Medtronic Makes a Double Play for Atrial Fibrillation

Medtronic scored a double CE mark win for its PulseSelect pulsed field ablation (PFA) system, designed to treat atrial fibrillation, and the Nitron CryoConsole, designed to optimize workflow for cryoballoon ablation.

The PulseSelect system follows the company's CE mark in March for the Affera mapping and ablation system and sets Medtronic apart in the increasingly competitive PFA market.

"We are now the only company with approved catheters for both single shot and focal PFA," Medtronic CEO Geoff Martha said during the company's earnings call earlier this week.

Medtronic expects to launch the PulseSelect system in Europe early in 2024. Martha noted that FDA is currently reviewing the company's PulseSelect submission, and the company anticipates being among the first with a PFA catheter in the U.S. market.

Pulsed field ablation has been touted as a promising new ablation modality for the treatment of atrial fibrillation. This ablation method is intended to ablate heart tissue via the creation of a therapeutic electric field instead of using thermal energy sources such as radiofrequency ablation or cryoablation.

PulseSelect uses a non-thermal approach to preferentially target the pulmonary veins for ablation, avoiding unwanted injury to surrounding structures, which is a risk of current ablation technologies (thermal energy sources). The catheter utilizes a biphasic waveform, a built-in over-the-wire design and 20-degree forward tilt to support procedural maneuverability, reliability, and safety, as demonstrated by the PULSED AF trial. Based on data from the trial, the catheter has demonstrated efficient pulmonary vein isolation with an average of 30 seconds of total energy delivery time to isolate all veins.

“The electrophysiology community is eagerly awaiting new innovation to enhance the safety and efficiency of [atrial fibrillation] ablation. PulseSelect is specifically engineered to deliver pulsed field energy safely and maneuvers well, with great overall control of the energy applications,” said Lucas V.A. Boersma, MD, PhD, a cardiologist at St. Antonius Hospital in Nieuwegein, The Netherlands, and a professor of cardiology at Amsterdam University Medical Centers, University of Amsterdam, The Netherlands. “The safety profile shown by the PulseSelect system in its global pivotal study is one of the best compared to today’s standard of care for catheter ablation technologies.”

The PulseSelect system is designed as a plug-and-play system, meaning it can be used with any mapping system or with fluoroscopy.
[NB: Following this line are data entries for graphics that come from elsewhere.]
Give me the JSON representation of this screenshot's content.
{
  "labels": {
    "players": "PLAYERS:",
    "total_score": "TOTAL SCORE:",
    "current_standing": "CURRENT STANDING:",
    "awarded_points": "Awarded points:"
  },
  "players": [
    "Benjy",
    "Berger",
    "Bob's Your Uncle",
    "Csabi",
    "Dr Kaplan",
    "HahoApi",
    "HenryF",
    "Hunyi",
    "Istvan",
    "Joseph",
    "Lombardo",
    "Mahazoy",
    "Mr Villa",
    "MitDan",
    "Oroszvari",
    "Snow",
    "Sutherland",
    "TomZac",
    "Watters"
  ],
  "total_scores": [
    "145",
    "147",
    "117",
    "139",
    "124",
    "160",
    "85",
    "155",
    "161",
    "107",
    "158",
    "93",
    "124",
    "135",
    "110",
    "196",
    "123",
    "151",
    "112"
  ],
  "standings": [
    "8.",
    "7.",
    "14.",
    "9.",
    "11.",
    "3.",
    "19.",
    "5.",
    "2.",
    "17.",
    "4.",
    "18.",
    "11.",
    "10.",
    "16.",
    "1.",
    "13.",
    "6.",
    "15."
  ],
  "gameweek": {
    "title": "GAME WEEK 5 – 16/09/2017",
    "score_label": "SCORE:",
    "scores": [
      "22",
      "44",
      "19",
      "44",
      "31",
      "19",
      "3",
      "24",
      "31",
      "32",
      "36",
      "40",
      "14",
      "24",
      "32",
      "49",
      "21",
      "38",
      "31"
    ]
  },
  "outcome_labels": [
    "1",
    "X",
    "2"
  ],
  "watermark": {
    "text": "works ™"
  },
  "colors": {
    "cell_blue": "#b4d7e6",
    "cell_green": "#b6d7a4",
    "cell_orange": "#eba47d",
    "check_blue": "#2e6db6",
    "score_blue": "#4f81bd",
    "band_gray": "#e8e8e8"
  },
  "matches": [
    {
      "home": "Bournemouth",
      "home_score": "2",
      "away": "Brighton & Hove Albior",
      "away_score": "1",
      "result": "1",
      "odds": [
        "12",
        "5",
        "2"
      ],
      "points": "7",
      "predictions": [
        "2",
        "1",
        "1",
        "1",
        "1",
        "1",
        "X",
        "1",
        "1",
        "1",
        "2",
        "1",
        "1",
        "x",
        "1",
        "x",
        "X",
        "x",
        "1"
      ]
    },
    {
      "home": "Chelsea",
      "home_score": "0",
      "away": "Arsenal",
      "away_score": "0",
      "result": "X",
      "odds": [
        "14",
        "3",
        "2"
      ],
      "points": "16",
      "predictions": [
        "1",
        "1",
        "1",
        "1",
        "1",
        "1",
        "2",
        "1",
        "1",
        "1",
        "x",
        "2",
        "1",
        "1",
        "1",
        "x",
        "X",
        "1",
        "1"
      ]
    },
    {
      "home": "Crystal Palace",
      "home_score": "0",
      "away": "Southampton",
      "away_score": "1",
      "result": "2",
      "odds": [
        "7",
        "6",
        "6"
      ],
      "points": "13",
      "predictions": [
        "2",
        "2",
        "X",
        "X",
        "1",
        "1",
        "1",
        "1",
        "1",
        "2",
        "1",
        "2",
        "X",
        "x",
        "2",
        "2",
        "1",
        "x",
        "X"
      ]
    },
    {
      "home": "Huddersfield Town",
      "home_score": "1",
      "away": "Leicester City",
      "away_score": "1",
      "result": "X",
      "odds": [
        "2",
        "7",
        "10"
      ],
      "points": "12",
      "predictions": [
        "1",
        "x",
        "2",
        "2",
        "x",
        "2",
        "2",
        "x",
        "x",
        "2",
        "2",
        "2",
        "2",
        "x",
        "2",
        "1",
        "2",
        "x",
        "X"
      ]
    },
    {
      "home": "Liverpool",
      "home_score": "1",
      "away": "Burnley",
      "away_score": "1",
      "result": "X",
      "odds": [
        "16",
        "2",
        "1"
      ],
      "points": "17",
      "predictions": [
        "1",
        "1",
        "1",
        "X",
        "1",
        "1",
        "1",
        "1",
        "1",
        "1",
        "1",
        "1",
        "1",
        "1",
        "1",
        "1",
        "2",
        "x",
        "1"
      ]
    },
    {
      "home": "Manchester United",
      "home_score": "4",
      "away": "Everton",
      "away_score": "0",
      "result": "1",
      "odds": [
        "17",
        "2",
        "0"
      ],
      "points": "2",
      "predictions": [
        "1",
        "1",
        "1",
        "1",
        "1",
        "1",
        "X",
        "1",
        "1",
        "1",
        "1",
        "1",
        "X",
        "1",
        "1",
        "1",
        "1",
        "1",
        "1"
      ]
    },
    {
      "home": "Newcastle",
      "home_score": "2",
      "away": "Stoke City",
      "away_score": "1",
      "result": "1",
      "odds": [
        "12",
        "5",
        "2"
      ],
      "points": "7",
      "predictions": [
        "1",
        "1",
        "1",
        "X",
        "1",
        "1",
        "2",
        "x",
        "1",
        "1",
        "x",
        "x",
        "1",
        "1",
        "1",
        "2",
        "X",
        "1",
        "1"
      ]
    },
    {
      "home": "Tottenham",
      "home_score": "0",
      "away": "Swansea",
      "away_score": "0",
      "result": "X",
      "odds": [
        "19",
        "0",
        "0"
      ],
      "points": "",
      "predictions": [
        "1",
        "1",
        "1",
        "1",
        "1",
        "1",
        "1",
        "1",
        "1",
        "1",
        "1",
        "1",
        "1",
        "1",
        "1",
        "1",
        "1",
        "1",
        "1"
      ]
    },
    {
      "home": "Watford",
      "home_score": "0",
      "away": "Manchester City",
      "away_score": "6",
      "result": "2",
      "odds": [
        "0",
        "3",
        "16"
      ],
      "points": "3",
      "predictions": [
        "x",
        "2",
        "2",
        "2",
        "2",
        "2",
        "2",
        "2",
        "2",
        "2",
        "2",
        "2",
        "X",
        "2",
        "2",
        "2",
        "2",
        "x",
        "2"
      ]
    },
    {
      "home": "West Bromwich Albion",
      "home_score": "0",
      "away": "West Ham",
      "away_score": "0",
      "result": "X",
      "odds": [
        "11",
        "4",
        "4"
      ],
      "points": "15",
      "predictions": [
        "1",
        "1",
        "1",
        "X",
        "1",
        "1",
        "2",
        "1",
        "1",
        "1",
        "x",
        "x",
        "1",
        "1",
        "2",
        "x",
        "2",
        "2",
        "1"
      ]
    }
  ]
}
As an added safety feature, the design also includes a phrenic nerve test pulse, which acts as a non-therapeutic low voltage pulse that provides a preemptive assessment of catheter proximity to the phrenic nerve before delivering a therapeutic application. The design also features fixed spacing for the nine-electrode catheter produces a predictable and consistent electric field for contiguous ablation.

Medtronic counts its cardiac ablation solutions business among its highest growth markets.

"Over the coming years, we expect this business to be a very meaningful growth driver for Medtronic," Martha said.

The race for pulsed field ablation market share is intense

Treating AF with ablation (electrophysiology/EP) is an $8 billion market with a long runway, according to Travis Steed, a medtech analyst at Bank of America. Steed estimates that only about 15% of the eligible 2.5 million U.S. patients with AF are currently being treated with ablation (worldwide, around 650,000 ablations versus 35 million patients with AF, he notes).

So, it's no wonder Medtronic, Johnson & Johnson, and Boston Scientific are all jockeying for market share in pulsed field ablation. There are also several private companies developing PFA technology.

In a February 24 report, Steed wrote that pulsed field ablation looks to be safer and faster and could potentially revolutionize the way ablations are done today and expand the market. The key question comes down to data, as PFA must continue to prove durability and safety in line with thermal-based options such as radiofrequency ablation or cryoablation, the analyst noted.

"Our doc conversations suggest that physicians want to see data on each platform as all PFA systems are not created equal," Steed wrote.